Carotid plaque instability and ischemic symptoms are linked to immaturity of microvessels within plaques.

Background: Instability and rupture of carotid atherosclerotic plaques leads to thromboemboli and ischemic symptoms. Angiogenesis occurs within atherosclerotic plaques, and plaque vulnerability and symptomatic carotid disease have been associated with increased numbers of microvessels. In addition to microvessel number, it is possible that the phenotypes of intraplaque vessels could influence plaque stability. To test this, the morphology and maturity of vessels within plaques from symptomatic and asymptomatic patients was determined.

Methods: Carotid plaques were collected after endarterectomy from a cohort of 13 asymptomatic patients and 30 symptomatic patients. Plaques were sectioned and immunostained for the presence of endothelial cells, vascular smooth muscle cells, macrophages, and vascular endothelial growth factor. Sections were assessed for microvessel morphology, maturity as judged by smooth muscle cell cover, and the presence of vascular endothelial growth factor and macrophages.

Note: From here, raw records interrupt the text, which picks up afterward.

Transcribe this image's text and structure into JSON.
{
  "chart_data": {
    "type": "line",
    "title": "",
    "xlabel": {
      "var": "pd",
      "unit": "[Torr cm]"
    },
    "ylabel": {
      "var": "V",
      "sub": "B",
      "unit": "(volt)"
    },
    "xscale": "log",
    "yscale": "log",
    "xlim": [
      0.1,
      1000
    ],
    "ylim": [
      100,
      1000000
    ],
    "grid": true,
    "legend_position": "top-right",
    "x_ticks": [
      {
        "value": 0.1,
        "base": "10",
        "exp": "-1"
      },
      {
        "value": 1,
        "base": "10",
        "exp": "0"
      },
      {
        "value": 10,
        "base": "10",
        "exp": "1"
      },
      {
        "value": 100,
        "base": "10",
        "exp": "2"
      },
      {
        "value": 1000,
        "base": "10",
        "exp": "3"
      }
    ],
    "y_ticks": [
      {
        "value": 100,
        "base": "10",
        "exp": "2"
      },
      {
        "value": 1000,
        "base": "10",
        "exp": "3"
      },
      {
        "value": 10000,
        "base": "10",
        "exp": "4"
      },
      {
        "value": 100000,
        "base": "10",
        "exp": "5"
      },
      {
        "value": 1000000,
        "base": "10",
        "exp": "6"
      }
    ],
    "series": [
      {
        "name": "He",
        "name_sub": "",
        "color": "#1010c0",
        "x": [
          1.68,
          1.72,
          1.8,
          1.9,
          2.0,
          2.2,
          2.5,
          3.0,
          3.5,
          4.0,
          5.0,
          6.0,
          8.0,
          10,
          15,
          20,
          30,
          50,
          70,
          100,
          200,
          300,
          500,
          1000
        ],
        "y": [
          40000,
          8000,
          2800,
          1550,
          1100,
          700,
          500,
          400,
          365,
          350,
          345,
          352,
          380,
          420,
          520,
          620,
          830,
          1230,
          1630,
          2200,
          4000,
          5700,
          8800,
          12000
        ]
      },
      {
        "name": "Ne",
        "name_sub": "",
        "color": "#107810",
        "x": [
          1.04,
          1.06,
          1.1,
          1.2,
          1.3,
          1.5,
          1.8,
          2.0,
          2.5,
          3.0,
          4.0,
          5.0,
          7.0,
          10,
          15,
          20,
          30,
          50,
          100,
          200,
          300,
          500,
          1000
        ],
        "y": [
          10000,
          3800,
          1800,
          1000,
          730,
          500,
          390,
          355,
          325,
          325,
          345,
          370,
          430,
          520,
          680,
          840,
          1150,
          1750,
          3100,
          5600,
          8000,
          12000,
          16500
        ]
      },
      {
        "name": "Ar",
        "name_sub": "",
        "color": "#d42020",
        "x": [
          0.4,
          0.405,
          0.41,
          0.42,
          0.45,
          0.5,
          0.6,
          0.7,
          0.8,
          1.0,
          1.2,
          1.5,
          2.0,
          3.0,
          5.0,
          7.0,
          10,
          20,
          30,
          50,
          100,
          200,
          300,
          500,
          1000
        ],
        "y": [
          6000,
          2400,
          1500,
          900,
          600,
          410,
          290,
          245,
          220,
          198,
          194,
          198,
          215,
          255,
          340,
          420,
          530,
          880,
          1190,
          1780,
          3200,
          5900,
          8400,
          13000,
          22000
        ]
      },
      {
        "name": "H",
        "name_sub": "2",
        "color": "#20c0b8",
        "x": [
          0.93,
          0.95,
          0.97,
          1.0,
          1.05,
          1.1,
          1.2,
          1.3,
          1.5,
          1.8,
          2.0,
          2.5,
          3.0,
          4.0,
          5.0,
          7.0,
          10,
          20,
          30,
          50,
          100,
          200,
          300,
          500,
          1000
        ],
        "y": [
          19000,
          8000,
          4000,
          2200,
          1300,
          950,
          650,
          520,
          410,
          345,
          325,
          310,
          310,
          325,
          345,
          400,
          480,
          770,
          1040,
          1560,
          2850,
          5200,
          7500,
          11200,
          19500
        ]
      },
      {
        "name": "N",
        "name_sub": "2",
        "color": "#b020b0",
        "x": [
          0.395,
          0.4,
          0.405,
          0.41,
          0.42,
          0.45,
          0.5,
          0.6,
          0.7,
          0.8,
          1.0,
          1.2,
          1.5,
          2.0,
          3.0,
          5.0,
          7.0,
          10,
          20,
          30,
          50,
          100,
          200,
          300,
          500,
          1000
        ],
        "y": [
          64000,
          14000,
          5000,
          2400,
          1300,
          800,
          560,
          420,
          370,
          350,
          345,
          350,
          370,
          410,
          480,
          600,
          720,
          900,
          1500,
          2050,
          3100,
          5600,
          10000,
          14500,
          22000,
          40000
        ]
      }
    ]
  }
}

Results: Two types of vascular structure were observed within plaques, microvessels and dilated, highly irregular multilobular vessels. These irregular dysmorphic vessels were found almost exclusively in plaques from symptomatic patients. The dysmorphic vessels lacked smooth muscle cells and were highly immature. Plaques also contained vascular endothelial growth factor, and this was observed adjacent to the dysmorphic vessels. This growth factor was found colocalized with macrophages.

Conclusions: Symptomatic carotid plaques contain abnormal, immature microvessels similar to those found in tumors and healing wounds. Such vessels could contribute to plaque instability by acting as sites of vascular leakage by inflammatory cell recruitment. The immature vessels within plaques may be therapeutic targets for promoting plaque stabilization.